Throctukes
Throctukes

Reputation: 101

Problem reading from a device with libusb

The situation is this: I have a USB device (a custom device I'm trying to talk to) with two endpoints, one writing to the device, one reading from the device. Both are bulk transfers. Every communication transaction takes the form of (1) Write a command to the device (2) Read the response. I'm using libusb (version 0.1 rather than the 1.0 beta) to actually perform the communications.

On Windows, all is well. I can connect the device, claim the interface and communicate happily. However, in Ubuntu (a standard Hardy desktop install), whilst I can connect to the device and write to it, all read operations fail with the error "error submitting URB: Invalid argument" reported from libusb (error code -22).

If I check /var/log/messages I see a warning message logged for the same time as the read was attempted: "sysfs: duplicate filename 'usbdev4.3_ep81' can not be created" - which tallies with the device (it is indeed on that bus and it's endpoint 81 I'm trying to read from).

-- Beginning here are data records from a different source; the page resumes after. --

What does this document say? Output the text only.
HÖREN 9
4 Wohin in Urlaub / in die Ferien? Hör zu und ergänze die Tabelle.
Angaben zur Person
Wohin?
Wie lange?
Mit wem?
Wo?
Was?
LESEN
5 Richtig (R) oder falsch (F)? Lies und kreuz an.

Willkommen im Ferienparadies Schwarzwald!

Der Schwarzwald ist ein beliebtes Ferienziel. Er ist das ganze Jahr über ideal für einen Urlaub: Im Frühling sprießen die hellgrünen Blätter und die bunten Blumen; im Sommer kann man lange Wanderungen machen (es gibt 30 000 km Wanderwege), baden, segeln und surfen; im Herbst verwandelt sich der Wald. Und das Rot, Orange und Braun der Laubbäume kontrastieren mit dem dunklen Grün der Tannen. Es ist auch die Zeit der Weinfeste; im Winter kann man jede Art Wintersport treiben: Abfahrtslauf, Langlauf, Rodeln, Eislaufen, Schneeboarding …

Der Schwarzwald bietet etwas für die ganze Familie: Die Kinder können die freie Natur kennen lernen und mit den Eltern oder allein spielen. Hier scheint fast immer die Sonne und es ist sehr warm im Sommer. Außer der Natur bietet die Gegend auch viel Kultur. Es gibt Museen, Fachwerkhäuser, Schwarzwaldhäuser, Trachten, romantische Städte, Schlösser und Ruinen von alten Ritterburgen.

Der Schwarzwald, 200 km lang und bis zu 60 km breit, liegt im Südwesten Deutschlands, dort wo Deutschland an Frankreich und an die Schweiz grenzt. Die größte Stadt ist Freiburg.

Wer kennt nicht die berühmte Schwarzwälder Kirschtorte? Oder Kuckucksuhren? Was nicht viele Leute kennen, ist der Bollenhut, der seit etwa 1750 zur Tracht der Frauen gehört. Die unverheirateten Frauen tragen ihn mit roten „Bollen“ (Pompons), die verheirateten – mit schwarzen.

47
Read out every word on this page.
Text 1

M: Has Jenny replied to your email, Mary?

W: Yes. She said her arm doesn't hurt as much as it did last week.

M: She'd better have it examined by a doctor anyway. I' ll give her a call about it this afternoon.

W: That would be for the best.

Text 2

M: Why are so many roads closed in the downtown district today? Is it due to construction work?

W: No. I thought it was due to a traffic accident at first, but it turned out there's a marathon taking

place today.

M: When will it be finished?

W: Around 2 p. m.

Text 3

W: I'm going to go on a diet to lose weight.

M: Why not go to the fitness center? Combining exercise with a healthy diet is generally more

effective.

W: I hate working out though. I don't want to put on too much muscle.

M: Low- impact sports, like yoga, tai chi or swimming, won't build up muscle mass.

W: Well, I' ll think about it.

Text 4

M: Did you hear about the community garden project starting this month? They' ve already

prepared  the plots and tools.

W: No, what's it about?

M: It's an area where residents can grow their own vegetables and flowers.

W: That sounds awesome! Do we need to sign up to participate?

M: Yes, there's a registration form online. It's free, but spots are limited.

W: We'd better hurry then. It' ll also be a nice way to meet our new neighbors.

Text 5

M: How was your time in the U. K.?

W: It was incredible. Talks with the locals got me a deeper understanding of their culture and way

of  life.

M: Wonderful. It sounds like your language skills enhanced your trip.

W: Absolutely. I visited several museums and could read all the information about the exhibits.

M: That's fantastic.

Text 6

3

So... anyone seen a similar problem using libusb, or have any idea how to fix it?

Upvotes: 4

Views: 7604

Answers (4)

Throctukes
Throctukes

Reputation: 101

Turns out it was a misconfiguration in the descriptors on the device itself. lsusb -v showed an extra interface which was never used, which had a single isochronous endpoint 0x81. Since this was never used (and had never been tested as far as I could see, so quite possibly not even defined correctly) I removed it from the device descriptors completely (in the firmware).

And now I have a fully working device. Why linux refused to read from the device but Windows worked fine I don't know, but it definitely sent me on a wild goose chase.

Upvotes: 2

John Nilsson
John Nilsson

Reputation: 17307

I had to do some hacking to udev rules to get the device created with the right permissions for libusb to work. Like so:

SUBSYSTEM=="usb" ATTRS{idVendor}=="0a81", ATTRS{idProduct}=="0701", \
                MODE="0666" SYMLINK+="missile_launcher"

(This was an usb missile launcher I was writing a driver for.

Also this snippet was required to not clash with the kernel.

if(LIBUSB_HAS_DETACH_KERNEL_DRIVER_NP)
{
    // Detach kernel driver (usbhid) from device interface. (Linux hack)
    usb_detach_kernel_driver_np(launcher, 0);
    usb_detach_kernel_driver_np(launcher, 1);
}

I'm not sure how this relates to your problem, but atleast there are two possible points of failure that might be involved.

Upvotes: 1

Ilya
Ilya

Reputation: 3138

You can try WinDriver it's a commercial tool but have free full function evaluation (somehow time limited). You can check with WinDriver and if problem is reproducible it's might be device or your protocol fault. You did not give enough information to determine or analyze.

Upvotes: 0

Charles Duffy
Charles Duffy

Reputation: 295510

I haven't used libusb in quite some time -- but the sysfs error indicates that this is likely to be a kernel problem rather than a libusb one, so I'd start by trying to track that one down. (Not much point in trying to work with libusb until you're sure your kernel is talking to the device correctly).